Standing stone, Baile Dhúlocha, Co. Galway
Co. Galway |
Stone Monuments
On the south-western slope of Binn Shléibhe, known in English as Ben Levy, a lozenge-shaped boulder of conglomerate rock sits on a small upland plateau, looking out over Lough Corrib.
It is only a metre tall, modest by the standards of prehistoric standing stones, yet its proportions are deliberate: the two flat faces are oriented precisely to the north-west and south-east, and packing stones remain visible around its base, placed there by whoever first set it upright in the ground. The stone was not recorded until December 2014, when Colm Mac Diarmada came across it in an area of rough grazing and cut-away bogland, making it one of the more recently discovered examples of this monument type in County Galway.

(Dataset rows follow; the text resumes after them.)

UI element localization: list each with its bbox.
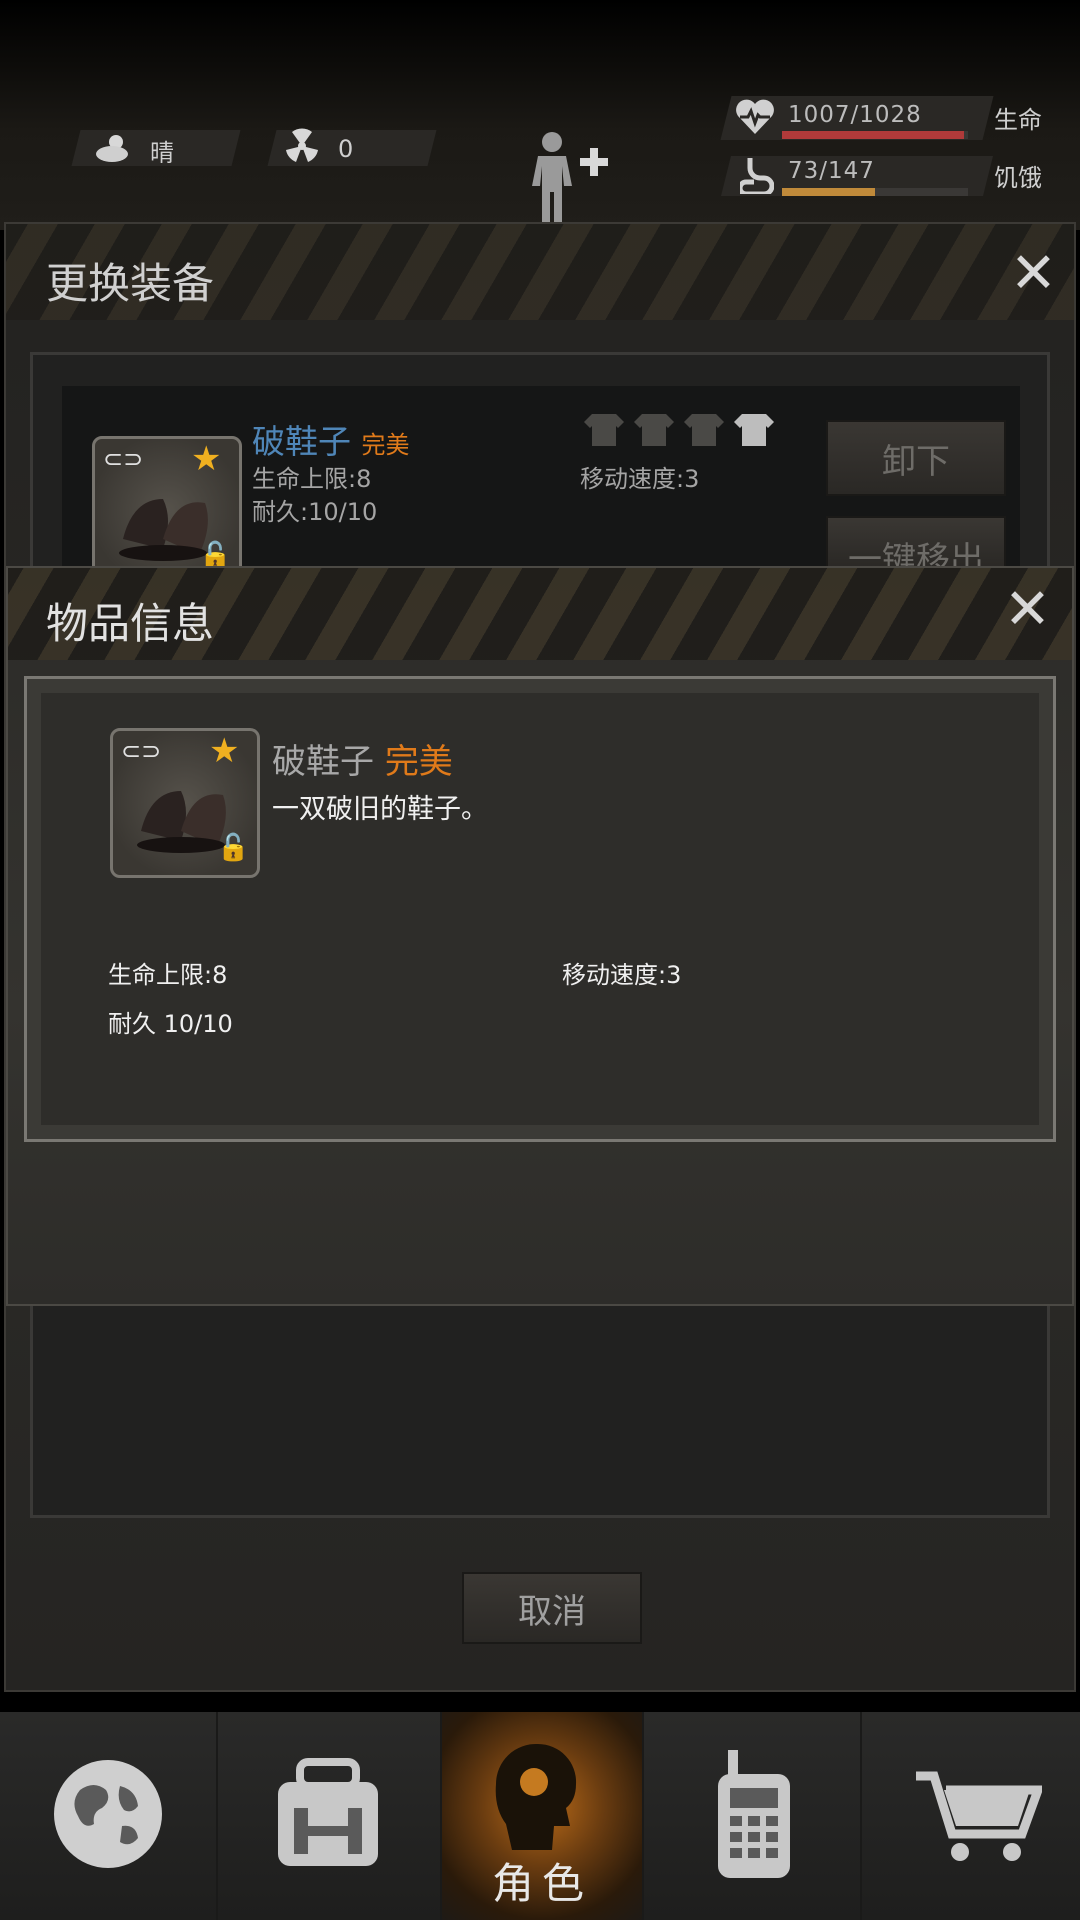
info-stat-life: 生命上限:8 bbox=[108, 961, 228, 989]
info-item-quality: 完美 bbox=[384, 742, 453, 782]
star-icon: ★ bbox=[191, 439, 222, 479]
equipped-item-title: 破鞋子 bbox=[252, 422, 351, 461]
health-bar bbox=[782, 131, 968, 139]
nav-shop[interactable] bbox=[862, 1712, 1080, 1920]
info-item-description: 一双破旧的鞋子。 bbox=[272, 794, 488, 825]
health-bar-fill bbox=[782, 131, 965, 139]
unequip-button[interactable]: 卸下 bbox=[826, 420, 1006, 496]
weather-icon bbox=[92, 130, 136, 166]
info-durability: 耐久 10/10 bbox=[108, 1010, 233, 1038]
cart-icon bbox=[912, 1770, 1045, 1870]
tier-2-icon bbox=[634, 412, 674, 450]
map-icon bbox=[50, 1756, 166, 1876]
info-item-name-line: 破鞋子 完美 bbox=[272, 734, 453, 783]
cancel-button[interactable]: 取消 bbox=[462, 1572, 642, 1644]
equipped-item-name: 破鞋子 完美 bbox=[252, 415, 410, 463]
health-value: 1007/1028 bbox=[788, 102, 922, 128]
tier-3-icon bbox=[684, 412, 724, 450]
info-item-icon-frame: ⊂⊃ ★ 🔓 bbox=[110, 728, 260, 878]
star-icon: ★ bbox=[209, 731, 240, 771]
equipped-item-quality: 完美 bbox=[361, 431, 410, 459]
heart-icon bbox=[734, 98, 776, 136]
nav-character-label: 角色 bbox=[491, 1859, 592, 1908]
equipped-item-icon-frame[interactable]: ⊂⊃ ★ 🔓 bbox=[92, 436, 242, 586]
link-icon: ⊂⊃ bbox=[103, 445, 144, 473]
nav-radio[interactable] bbox=[644, 1712, 860, 1920]
tier-4-icon bbox=[734, 412, 774, 450]
item-info-close-icon[interactable]: ✕ bbox=[1004, 582, 1051, 638]
info-item-name: 破鞋子 bbox=[272, 742, 374, 782]
hunger-bar-fill bbox=[782, 188, 875, 196]
nav-character[interactable]: 角色 bbox=[442, 1712, 642, 1920]
move-all-button[interactable]: 一键移出 bbox=[826, 516, 1006, 570]
bottom-nav: 角色 bbox=[0, 1712, 1080, 1920]
tier-1-icon bbox=[584, 412, 624, 450]
move-all-label: 一键移出 bbox=[848, 540, 984, 570]
health-label: 生命 bbox=[994, 106, 1042, 134]
stomach-icon bbox=[737, 156, 775, 197]
tier-icons bbox=[584, 412, 774, 450]
backpack-icon bbox=[270, 1758, 386, 1874]
hunger-value: 73/147 bbox=[788, 158, 875, 184]
equip-dialog-title: 更换装备 bbox=[46, 259, 215, 308]
radiation-icon bbox=[284, 128, 320, 164]
equip-dialog-close-icon[interactable]: ✕ bbox=[1010, 246, 1057, 302]
hunger-label: 饥饿 bbox=[994, 164, 1042, 192]
character-add-icon[interactable] bbox=[520, 128, 620, 228]
equipped-stat-speed: 移动速度:3 bbox=[580, 465, 700, 493]
item-info-title: 物品信息 bbox=[46, 599, 215, 648]
radio-icon bbox=[714, 1750, 794, 1884]
weather-label: 晴 bbox=[150, 139, 174, 167]
link-icon: ⊂⊃ bbox=[121, 737, 162, 765]
info-stat-speed: 移动速度:3 bbox=[562, 961, 682, 989]
equipped-durability: 耐久:10/10 bbox=[252, 498, 378, 526]
hunger-bar bbox=[782, 188, 968, 196]
character-icon bbox=[492, 1740, 592, 1864]
nav-backpack[interactable] bbox=[218, 1712, 440, 1920]
radiation-value: 0 bbox=[338, 135, 354, 163]
nav-map[interactable] bbox=[0, 1712, 216, 1920]
lock-icon: 🔓 bbox=[217, 833, 250, 863]
equipped-stat-life: 生命上限:8 bbox=[252, 465, 372, 493]
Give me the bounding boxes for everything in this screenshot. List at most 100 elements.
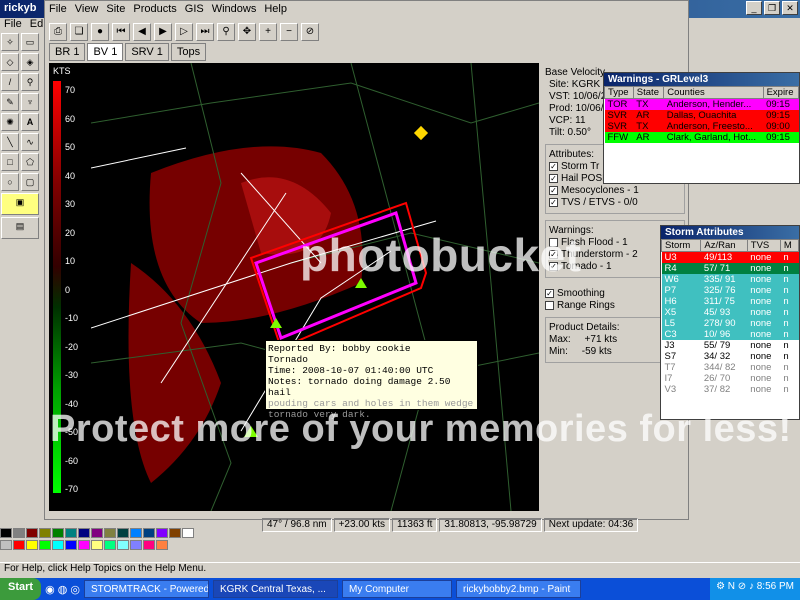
copy-icon[interactable]: ❏ xyxy=(70,23,88,41)
warning-row[interactable]: SVR AR Dallas, Ouachita 09:15 xyxy=(604,110,799,121)
checkbox-icon[interactable]: ✓ xyxy=(545,288,554,298)
palette-swatch[interactable] xyxy=(104,528,116,538)
task-my-computer[interactable]: My Computer xyxy=(341,580,452,598)
magnifier-icon[interactable]: ⚲ xyxy=(21,73,39,91)
print-icon[interactable]: ⎙ xyxy=(49,23,67,41)
palette-swatch[interactable] xyxy=(156,540,168,550)
tray-icons[interactable]: ⚙ N ⊘ ♪ xyxy=(716,581,757,592)
task-stormtrack[interactable]: STORMTRACK - Powered... xyxy=(83,580,209,598)
warning-row[interactable]: TOR TX Anderson, Hender... 09:15 xyxy=(604,98,799,110)
restore-icon[interactable]: ❐ xyxy=(764,1,780,15)
palette-swatch[interactable] xyxy=(26,528,38,538)
start-button[interactable]: Start xyxy=(0,578,42,600)
palette-swatch[interactable] xyxy=(104,540,116,550)
pencil-icon[interactable]: ✎ xyxy=(1,93,19,111)
zoom-icon[interactable]: ⚲ xyxy=(217,23,235,41)
col-m[interactable]: M xyxy=(779,239,800,252)
palette-swatch[interactable] xyxy=(52,528,64,538)
task-kgrk[interactable]: KGRK Central Texas, ... xyxy=(212,580,338,598)
storm-row[interactable]: X5 45/ 93 none n xyxy=(661,307,799,318)
warning-row[interactable]: SVR TX Anderson, Freesto... 09:00 xyxy=(604,121,799,132)
storm-row[interactable]: P7 325/ 76 none n xyxy=(661,285,799,296)
menu-windows[interactable]: Windows xyxy=(212,3,257,19)
checkbox-icon[interactable]: ✓ xyxy=(549,185,558,195)
palette-swatch[interactable] xyxy=(65,540,77,550)
warnings-window[interactable]: Warnings - GRLevel3 Type State Counties … xyxy=(603,72,800,184)
rectangle-icon[interactable]: □ xyxy=(1,153,19,171)
menu-help[interactable]: Help xyxy=(264,3,287,19)
palette-swatch[interactable] xyxy=(91,528,103,538)
storm-row[interactable]: H6 311/ 75 none n xyxy=(661,296,799,307)
rounded-rect-icon[interactable]: ▢ xyxy=(21,173,39,191)
palette-swatch[interactable] xyxy=(26,540,38,550)
checkbox-icon[interactable]: ✓ xyxy=(549,173,558,183)
curve-icon[interactable]: ∿ xyxy=(21,133,39,151)
palette-swatch[interactable] xyxy=(65,528,77,538)
storm-row[interactable]: V3 37/ 82 none n xyxy=(661,384,799,395)
paint-menu-file[interactable]: File xyxy=(4,18,22,30)
menu-gis[interactable]: GIS xyxy=(185,3,204,19)
menu-site[interactable]: Site xyxy=(106,3,125,19)
checkbox-icon[interactable]: ✓ xyxy=(549,197,558,207)
palette-swatch[interactable] xyxy=(130,540,142,550)
text-icon[interactable]: A xyxy=(21,113,39,131)
tab-srv1[interactable]: SRV 1 xyxy=(125,43,169,61)
palette-swatch[interactable] xyxy=(39,528,51,538)
transparent-option-icon[interactable]: ▤ xyxy=(1,217,39,239)
palette-swatch[interactable] xyxy=(52,540,64,550)
checkbox-icon[interactable]: ✓ xyxy=(549,161,558,171)
zoom-in-icon[interactable]: + xyxy=(259,23,277,41)
zoom-reset-icon[interactable]: ⊘ xyxy=(301,23,319,41)
pan-icon[interactable]: ✥ xyxy=(238,23,256,41)
palette-swatch[interactable] xyxy=(0,540,12,550)
close-icon[interactable]: ✕ xyxy=(782,1,798,15)
storm-row[interactable]: C3 10/ 96 none n xyxy=(661,329,799,340)
menu-file[interactable]: File xyxy=(49,3,67,19)
warning-row[interactable]: FFW AR Clark, Garland, Hot... 09:15 xyxy=(604,132,799,143)
zoom-out-icon[interactable]: − xyxy=(280,23,298,41)
play-icon[interactable]: ▶ xyxy=(154,23,172,41)
task-paint[interactable]: rickybobby2.bmp - Paint xyxy=(455,580,581,598)
storm-row[interactable]: T7 344/ 82 none n xyxy=(661,362,799,373)
line-icon[interactable]: ╲ xyxy=(1,133,19,151)
airbrush-icon[interactable]: ✺ xyxy=(1,113,19,131)
tab-tops[interactable]: Tops xyxy=(170,43,207,61)
storm-row[interactable]: W6 335/ 91 none n xyxy=(661,274,799,285)
prev-frame-icon[interactable]: ◀ xyxy=(133,23,151,41)
quicklaunch-icon[interactable]: ◉ ◍ ◎ xyxy=(45,583,80,596)
col-state[interactable]: State xyxy=(632,86,665,99)
polygon-icon[interactable]: ⬠ xyxy=(21,153,39,171)
eraser-icon[interactable]: ◇ xyxy=(1,53,19,71)
tab-br1[interactable]: BR 1 xyxy=(49,43,86,61)
col-type[interactable]: Type xyxy=(604,86,634,99)
col-storm[interactable]: Storm xyxy=(660,239,702,252)
palette-swatch[interactable] xyxy=(143,540,155,550)
attr-meso[interactable]: ✓ Mesocyclones - 1 xyxy=(549,185,681,196)
palette-swatch[interactable] xyxy=(117,540,129,550)
col-tvs[interactable]: TVS xyxy=(746,239,781,252)
palette-swatch[interactable] xyxy=(143,528,155,538)
rect-select-icon[interactable]: ▭ xyxy=(21,33,39,51)
col-expire[interactable]: Expire xyxy=(762,86,800,99)
palette-swatch[interactable] xyxy=(78,528,90,538)
palette-swatch[interactable] xyxy=(182,528,194,538)
palette-swatch[interactable] xyxy=(78,540,90,550)
opaque-option-icon[interactable]: ▣ xyxy=(1,193,39,215)
storm-attributes-window[interactable]: Storm Attributes Storm Az/Ran TVS M U3 49… xyxy=(660,225,800,420)
palette-swatch[interactable] xyxy=(117,528,129,538)
storm-row[interactable]: I7 26/ 70 none n xyxy=(661,373,799,384)
palette-swatch[interactable] xyxy=(91,540,103,550)
brush-icon[interactable]: ♆ xyxy=(21,93,39,111)
storm-row[interactable]: S7 34/ 32 none n xyxy=(661,351,799,362)
palette-swatch[interactable] xyxy=(0,528,12,538)
storm-row[interactable]: R4 57/ 71 none n xyxy=(661,263,799,274)
ellipse-icon[interactable]: ○ xyxy=(1,173,19,191)
checkbox-icon[interactable] xyxy=(545,300,554,310)
menu-view[interactable]: View xyxy=(75,3,99,19)
palette-swatch[interactable] xyxy=(13,540,25,550)
storm-row[interactable]: L5 278/ 90 none n xyxy=(661,318,799,329)
paint-menu-edit[interactable]: Ed xyxy=(30,18,43,30)
hail-marker-icon[interactable] xyxy=(413,125,429,141)
minimize-icon[interactable]: _ xyxy=(746,1,762,15)
first-frame-icon[interactable]: ⏮ xyxy=(112,23,130,41)
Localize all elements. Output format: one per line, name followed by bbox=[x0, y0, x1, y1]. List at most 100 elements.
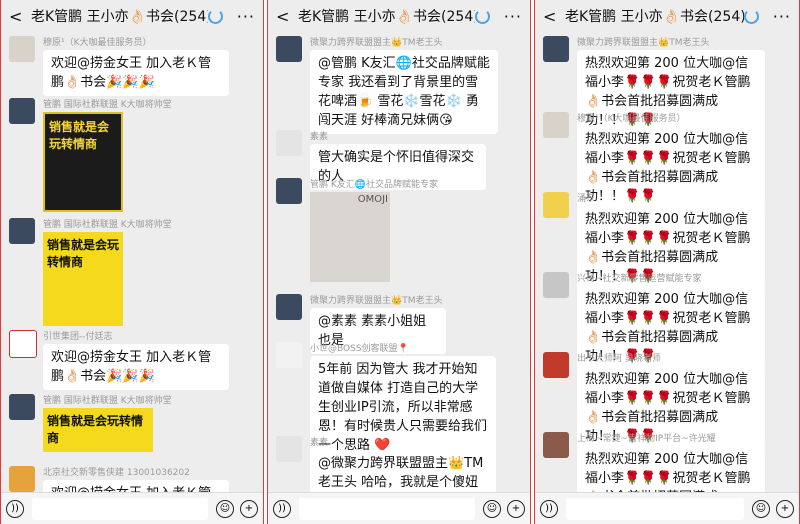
chat-title: 老K管鹏 王小亦👌🏻书会(254) bbox=[31, 9, 208, 25]
avatar[interactable] bbox=[543, 36, 569, 62]
chat-title: 老K管鹏 王小亦👌🏻书会(254) bbox=[565, 9, 744, 25]
sender-name: 素素 bbox=[310, 438, 329, 448]
input-bar: )) ☺ + bbox=[1, 492, 263, 524]
sender-name: 上海~常捷~吉祥物IP平台~许光耀 bbox=[577, 434, 716, 444]
list-item: 微聚力跨界联盟盟主👑TM老王头 热烈欢迎第 200 位大咖@信福小李🌹🌹🌹祝贺老… bbox=[543, 36, 793, 134]
message-bubble[interactable]: 欢迎@捞金女王 加入老Ｋ管鹏👌🏻书会🎉🎉🎉 bbox=[43, 344, 229, 390]
avatar[interactable] bbox=[9, 394, 35, 420]
message-input[interactable] bbox=[32, 497, 208, 520]
sender-name: 出书大师阿 吴晓老师 bbox=[577, 354, 661, 364]
list-item: 北京社交新零售侠建 13001036202 欢迎@捞金女王 加入老Ｋ管鹏 bbox=[9, 466, 257, 492]
avatar[interactable] bbox=[543, 272, 569, 298]
list-item: 管鹏 国际社群联盟 K大咖将帅堂 销售就是会玩转情商 bbox=[9, 218, 257, 330]
chat-panel-left: < 老K管鹏 王小亦👌🏻书会(254) ··· 穆原¹（K大咖最佳服务员） 欢迎… bbox=[0, 0, 264, 524]
message-bubble[interactable]: @微聚力跨界联盟盟主👑TM老王头 哈哈，我就是个傻妞 bbox=[310, 450, 496, 492]
input-bar: )) ☺ + bbox=[268, 492, 530, 524]
sender-name: 北京社交新零售侠建 13001036202 bbox=[43, 468, 190, 478]
sender-name: 涌东 bbox=[577, 194, 596, 204]
sender-name: 兴哥~社交新零售运营赋能专家 bbox=[577, 274, 702, 284]
book-image[interactable]: 销售就是会玩转情商 bbox=[43, 232, 123, 326]
plus-icon[interactable]: + bbox=[507, 499, 525, 518]
chat-panel-middle: < 老K管鹏 王小亦👌🏻书会(254) ··· 微聚力跨界联盟盟主👑TM老王头 … bbox=[267, 0, 531, 524]
sender-name: 穆原¹（K大咖最佳服务员） bbox=[577, 114, 686, 124]
sender-name: 引世集团--付廷志 bbox=[43, 332, 113, 342]
message-bubble[interactable]: @管鹏 K友汇🌐社交品牌赋能专家 我还看到了背景里的雪花啤酒🍺 雪花❄️雪花❄️… bbox=[310, 50, 498, 134]
loading-icon bbox=[207, 8, 223, 24]
more-icon[interactable]: ··· bbox=[773, 7, 791, 26]
emoji-icon[interactable]: ☺ bbox=[216, 499, 234, 518]
avatar[interactable] bbox=[276, 294, 302, 320]
sender-name: 微聚力跨界联盟盟主👑TM老王头 bbox=[310, 38, 443, 48]
list-item: 小世@BOSS创客联盟📍 5年前 因为管大 我才开始知道做自媒体 打造自己的大学… bbox=[276, 342, 524, 459]
list-item: 微聚力跨界联盟盟主👑TM老王头 @素素 素素小姐姐也是 bbox=[276, 294, 524, 354]
emoji-icon[interactable]: ☺ bbox=[483, 499, 501, 518]
message-bubble[interactable]: 欢迎@捞金女王 加入老Ｋ管鹏 bbox=[43, 480, 229, 492]
avatar[interactable] bbox=[276, 130, 302, 156]
list-item: 素素 管大确实是个怀旧值得深交的人 bbox=[276, 130, 524, 190]
loading-icon bbox=[743, 8, 759, 24]
photo-image[interactable]: OMOJI bbox=[310, 192, 390, 282]
avatar[interactable] bbox=[543, 112, 569, 138]
sender-name: 穆原¹（K大咖最佳服务员） bbox=[43, 38, 152, 48]
list-item: 管鹏 K友汇🌐社交品牌赋能专家 OMOJI bbox=[276, 178, 524, 288]
avatar[interactable] bbox=[543, 352, 569, 378]
avatar[interactable] bbox=[543, 432, 569, 458]
sender-name: 微聚力跨界联盟盟主👑TM老王头 bbox=[310, 296, 443, 306]
avatar[interactable] bbox=[276, 36, 302, 62]
sender-name: 管鹏 国际社群联盟 K大咖将帅堂 bbox=[43, 100, 172, 110]
chat-header: < 老K管鹏 王小亦👌🏻书会(254) ··· bbox=[1, 0, 263, 32]
avatar[interactable] bbox=[9, 330, 37, 358]
avatar[interactable] bbox=[9, 466, 35, 492]
avatar[interactable] bbox=[9, 218, 35, 244]
voice-icon[interactable]: )) bbox=[273, 499, 291, 518]
voice-icon[interactable]: )) bbox=[540, 499, 558, 518]
more-icon[interactable]: ··· bbox=[237, 7, 255, 26]
message-list[interactable]: 微聚力跨界联盟盟主👑TM老王头 热烈欢迎第 200 位大咖@信福小李🌹🌹🌹祝贺老… bbox=[535, 32, 799, 492]
avatar[interactable] bbox=[543, 192, 569, 218]
chat-title: 老K管鹏 王小亦👌🏻书会(254) bbox=[298, 9, 475, 25]
sender-name: 小世@BOSS创客联盟📍 bbox=[310, 344, 409, 354]
plus-icon[interactable]: + bbox=[240, 499, 258, 518]
sender-name: 管鹏 国际社群联盟 K大咖将帅堂 bbox=[43, 220, 172, 230]
plus-icon[interactable]: + bbox=[776, 499, 794, 518]
message-input[interactable] bbox=[299, 497, 475, 520]
avatar[interactable] bbox=[276, 436, 302, 462]
list-item: 微聚力跨界联盟盟主👑TM老王头 @管鹏 K友汇🌐社交品牌赋能专家 我还看到了背景… bbox=[276, 36, 524, 134]
avatar[interactable] bbox=[276, 178, 302, 204]
sender-name: 管鹏 国际社群联盟 K大咖将帅堂 bbox=[43, 396, 172, 406]
back-icon[interactable]: < bbox=[276, 7, 290, 26]
sender-name: 微聚力跨界联盟盟主👑TM老王头 bbox=[577, 38, 710, 48]
list-item: 兴哥~社交新零售运营赋能专家 热烈欢迎第 200 位大咖@信福小李🌹🌹🌹祝贺老Ｋ… bbox=[543, 272, 793, 370]
book-image[interactable]: 销售就是会玩转情商 bbox=[43, 112, 123, 212]
emoji-icon[interactable]: ☺ bbox=[752, 499, 770, 518]
message-bubble[interactable]: 欢迎@捞金女王 加入老Ｋ管鹏👌🏻书会🎉🎉🎉 bbox=[43, 50, 229, 96]
sender-name: 管鹏 K友汇🌐社交品牌赋能专家 bbox=[310, 180, 438, 190]
avatar[interactable] bbox=[9, 98, 35, 124]
list-item: 上海~常捷~吉祥物IP平台~许光耀 热烈欢迎第 200 位大咖@信福小李🌹🌹🌹祝… bbox=[543, 432, 793, 492]
message-bubble[interactable]: 热烈欢迎第 200 位大咖@信福小李🌹🌹🌹祝贺老Ｋ管鹏👌🏻书会首批招募圆满成功！… bbox=[577, 446, 765, 492]
back-icon[interactable]: < bbox=[9, 7, 23, 26]
back-icon[interactable]: < bbox=[543, 7, 557, 26]
list-item: 管鹏 国际社群联盟 K大咖将帅堂 销售就是会玩转情商 bbox=[9, 98, 257, 218]
avatar[interactable] bbox=[276, 342, 302, 368]
list-item: 管鹏 国际社群联盟 K大咖将帅堂 销售就是会玩转情商 bbox=[9, 394, 257, 458]
message-list[interactable]: 穆原¹（K大咖最佳服务员） 欢迎@捞金女王 加入老Ｋ管鹏👌🏻书会🎉🎉🎉 管鹏 国… bbox=[1, 32, 263, 492]
book-image[interactable]: 销售就是会玩转情商 bbox=[43, 408, 153, 452]
input-bar: )) ☺ + bbox=[535, 492, 799, 524]
sender-name: 素素 bbox=[310, 132, 329, 142]
chat-panel-right: < 老K管鹏 王小亦👌🏻书会(254) ··· 微聚力跨界联盟盟主👑TM老王头 … bbox=[534, 0, 800, 524]
message-input[interactable] bbox=[566, 497, 744, 520]
list-item: 引世集团--付廷志 欢迎@捞金女王 加入老Ｋ管鹏👌🏻书会🎉🎉🎉 bbox=[9, 330, 257, 392]
loading-icon bbox=[474, 8, 490, 24]
chat-header: < 老K管鹏 王小亦👌🏻书会(254) ··· bbox=[268, 0, 530, 32]
list-item: 素素 @微聚力跨界联盟盟主👑TM老王头 哈哈，我就是个傻妞 bbox=[276, 436, 524, 492]
list-item: 涌东 热烈欢迎第 200 位大咖@信福小李🌹🌹🌹祝贺老Ｋ管鹏👌🏻书会首批招募圆满… bbox=[543, 192, 793, 290]
more-icon[interactable]: ··· bbox=[504, 7, 522, 26]
chat-header: < 老K管鹏 王小亦👌🏻书会(254) ··· bbox=[535, 0, 799, 32]
list-item: 穆原¹（K大咖最佳服务员） 欢迎@捞金女王 加入老Ｋ管鹏👌🏻书会🎉🎉🎉 bbox=[9, 36, 257, 106]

The setting tells part of the story. From the plateau, the land opens outward in a wide arc, with panoramic views running from the east, sweeping south across Lough Corrib, and continuing around to the north-west. Whether or not that orientation was intentional, it places the stone in a landscape that was clearly known and used over a long period. Roughly 260 metres to the north-north-west lies a ring-barrow, a low circular earthwork of the kind typically associated with Bronze Age burial practice, consisting of a central mound enclosed by a ditch and outer bank. The two monuments may have no direct relationship, but their proximity on the same upland shelf suggests this plateau was not incidental ground. The bog that once surrounded the area has been cut away over time, leaving the stone sitting on a small residual mound, a consequence of the turf removal rather than any original feature of its construction. The area immediately around the base has also been poached, likely by grazing animals, though the packing stones that stabilised the boulder remain in place.